Опершись скулами о кулаки, Григорий задумался, Алексей и сидящий в углу Федор не сводили с него глаз.
–
– не выдержал Алексей.
– Ты, слава богу, не робок, неуж теперь заробел?
– Я не про себя думаю... Случись незадача, сколько голов подставим?
– Сложивши руки, мы их хуже подставим!
– Что ж, как говорится, перст судьбы - я и так сегодня ладился туда ехать, - сказал Григорий.
– Думаю, к утру обернусь. Только надо всех упредить.
– Упредим. Я прямиком в Конногвардейский, потом к себе в полк, а Федька упредит своих, ну и измайловцев, благо они рядом.
– Измайловцев в первую, голову - они ж у самой заставы, - сказал Григорий.
– Графу Разумовскому все рассказать надобно.
– Кириле Григорьичу?
– спросил Федор.
– Знамо, не Алексею. Вот только где карету взять?
Моя маловата...
– У Бибикова Василья, - сказал Алексей.
– У него уемистая и новехонькая, только что от каретника. Однако гляди, шестерней ехать надо, а то в два конца лошади притомятся, не дотянут.
– Шестерня по классу не полагается, остановить могут, - сказал Федор.
– Кто там углядит?
– сказал Алексей, подходя к окну.
– Вон еще светло, а на Першпективе души живой нету.
– Тогда, кажется, все, - сказал Григорий.
– Нет, не все!
– зловеще сказал Алексей и кивнул в сторону окна.
– А его на запятки поставишь или как?
Прилип он к тебе, как банный лист к заднице.

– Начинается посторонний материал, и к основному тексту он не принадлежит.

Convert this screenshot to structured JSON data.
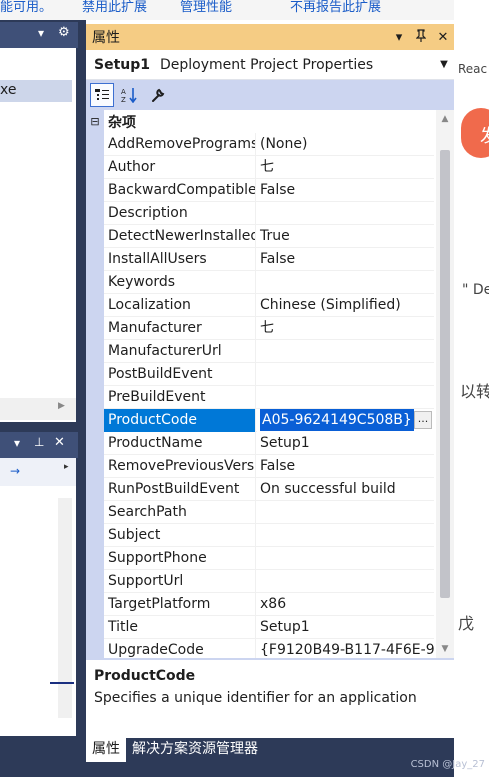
{
  "background": {
    "top_links": [
      "能可用。",
      "禁用此扩展",
      "管理性能",
      "不再报告此扩展"
    ],
    "left_panel_item": "xe",
    "right_texts": [
      "Reac",
      "发",
      "\" De",
      "以转",
      "戊"
    ]
  },
  "window": {
    "title": "属性",
    "controls": {
      "dropdown": "▾",
      "pin": "📌",
      "close": "✕"
    }
  },
  "object": {
    "name": "Setup1",
    "type": "Deployment Project Properties"
  },
  "toolbar": {
    "categorized": "categorized-icon",
    "alphabetical": "alphabetical-icon",
    "property_pages": "wrench-icon"
  },
  "category": {
    "toggle": "⊟",
    "label": "杂项"
  },
  "properties": [
    {
      "name": "AddRemoveProgramsIcon",
      "value": "(None)"
    },
    {
      "name": "Author",
      "value": "七"
    },
    {
      "name": "BackwardCompatibleIDGeneration",
      "value": "False"
    },
    {
      "name": "Description",
      "value": ""
    },
    {
      "name": "DetectNewerInstalledVersion",
      "value": "True"
    },
    {
      "name": "InstallAllUsers",
      "value": "False"
    },
    {
      "name": "Keywords",
      "value": ""
    },
    {
      "name": "Localization",
      "value": "Chinese (Simplified)"
    },
    {
      "name": "Manufacturer",
      "value": "七"
    },
    {
      "name": "ManufacturerUrl",
      "value": ""
    },
    {
      "name": "PostBuildEvent",
      "value": ""
    },
    {
      "name": "PreBuildEvent",
      "value": ""
    },
    {
      "name": "ProductCode",
      "value": "A05-9624149C508B}",
      "selected": true
    },
    {
      "name": "ProductName",
      "value": "Setup1"
    },
    {
      "name": "RemovePreviousVersions",
      "value": "False"
    },
    {
      "name": "RunPostBuildEvent",
      "value": "On successful build"
    },
    {
      "name": "SearchPath",
      "value": ""
    },
    {
      "name": "Subject",
      "value": ""
    },
    {
      "name": "SupportPhone",
      "value": ""
    },
    {
      "name": "SupportUrl",
      "value": ""
    },
    {
      "name": "TargetPlatform",
      "value": "x86"
    },
    {
      "name": "Title",
      "value": "Setup1"
    },
    {
      "name": "UpgradeCode",
      "value": "{F9120B49-B117-4F6E-9"
    }
  ],
  "ellipsis_label": "...",
  "description": {
    "title": "ProductCode",
    "text": "Specifies a unique identifier for an application"
  },
  "tabs": [
    {
      "label": "属性",
      "active": true
    },
    {
      "label": "解决方案资源管理器",
      "active": false
    }
  ],
  "watermark": "CSDN @Jay_27",
  "colors": {
    "title_bar": "#f5cc84",
    "selection": "#0078d7",
    "toolbar": "#ccd5f0",
    "ide_frame": "#2d3a58"
  }
}
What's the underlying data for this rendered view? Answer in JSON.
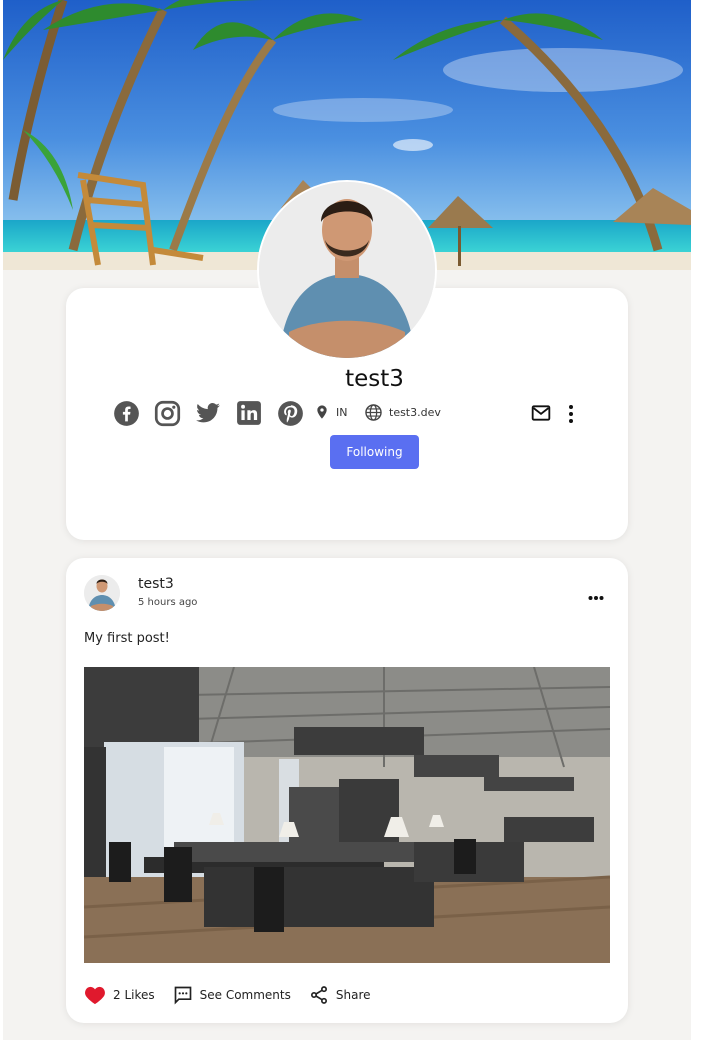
{
  "profile": {
    "username": "test3",
    "location": "IN",
    "website": "test3.dev",
    "follow_button_label": "Following",
    "socials": [
      "facebook-icon",
      "instagram-icon",
      "twitter-icon",
      "linkedin-icon",
      "pinterest-icon"
    ]
  },
  "post": {
    "author": "test3",
    "time": "5 hours ago",
    "text": "My first post!",
    "likes_label": "2 Likes",
    "comments_label": "See Comments",
    "share_label": "Share"
  },
  "colors": {
    "accent": "#5a6ff1",
    "like": "#e0192d",
    "page_bg": "#f4f3f1"
  }
}
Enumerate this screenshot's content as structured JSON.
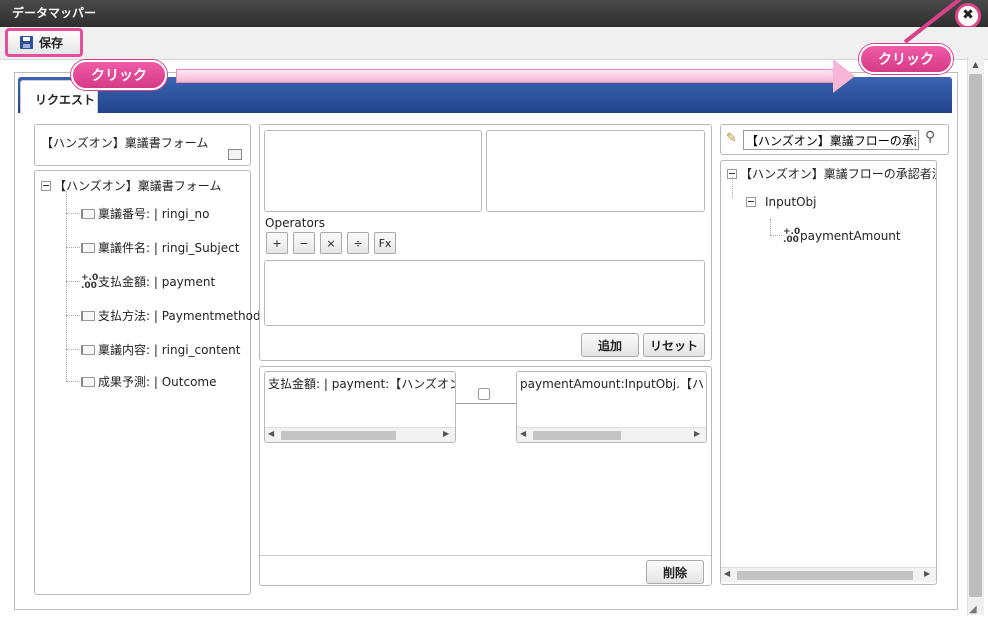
{
  "window": {
    "title": "データマッパー",
    "close_glyph": "✖"
  },
  "toolbar": {
    "save_label": "保存"
  },
  "tabs": [
    {
      "label": "リクエスト"
    }
  ],
  "callouts": {
    "left": "クリック",
    "right": "クリック"
  },
  "left_panel": {
    "form_title": "【ハンズオン】稟議書フォーム",
    "tree_root": "【ハンズオン】稟議書フォーム",
    "fields": [
      {
        "label": "稟議番号: | ringi_no",
        "icon": "field-icon"
      },
      {
        "label": "稟議件名: | ringi_Subject",
        "icon": "field-icon"
      },
      {
        "label": "支払金額: | payment",
        "icon": "number-icon"
      },
      {
        "label": "支払方法: | Paymentmethod",
        "icon": "field-icon"
      },
      {
        "label": "稟議内容: | ringi_content",
        "icon": "field-icon"
      },
      {
        "label": "成果予測: | Outcome",
        "icon": "field-icon"
      }
    ]
  },
  "middle_panel": {
    "operators_label": "Operators",
    "operators": [
      "+",
      "−",
      "×",
      "÷",
      "Fx"
    ],
    "add_label": "追加",
    "reset_label": "リセット",
    "mapping_source": "支払金額: | payment:【ハンズオン】稟",
    "mapping_target": "paymentAmount:InputObj.【ハンズフ",
    "delete_label": "削除"
  },
  "right_panel": {
    "search_value": "【ハンズオン】稟議フローの承認者",
    "tree_root": "【ハンズオン】稟議フローの承認者決定",
    "obj": "InputObj",
    "leaf": "paymentAmount"
  },
  "number_icon_glyph": "+.0\n.00"
}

Григорий бросился к окну и изругался. Ленивой развалочкой пустынную Першпективу пересекал Перфильев, явно направляясь к дому Кнутсена.
– Ах, чтоб тебя...
– снова изругался Григорий.
– Что ж теперь делать?
– Пристукнуть его, да и дело с концом!
– озлясь, сказал Алексей.
Глаза Федора округлились.
– Ты что, умом тронулся?
– сказал Григорий.
– А что же, из-за этого банного листа всем пропадать?
– почти закричал Алексей.
– Ты глотку-то придержи, - не повышая голоса, но тоже накаляясь, сказал Григорий.
– Я людей убивал на войне, у себя дома убивать не стану и другим не дам!
– Ладно, братушка, - переборол себя Алексей.
– Тары-бары разводить некогда, он через минуту заявится.
Стало быть, ты ехать не можешь, сиди тут, управляйся с ним как знаешь. Поеду я.
Григорий поколебался и кивнул.
– Езжай. На всякий случай прихвати Василья с собой. Мало ли что, на заставе могут начать спрос, куда да зачем...
– Ну, со мной-ить много не наговоришь - я им и халабуду их разнесу...
– Вот-вот! Затей драку, чтобы за тобой вдогонку драгуны поскакали... Для того Василья и прихвати - он твой норов придержит, а в случае чего капитан-поручик инженерного корпуса Бибиков следует в Ораниенбаум по именному повелению. Понял, нет? Чтоб никаких драк, никакого шума!.. Потом я, может, налегке еще и догоню вас.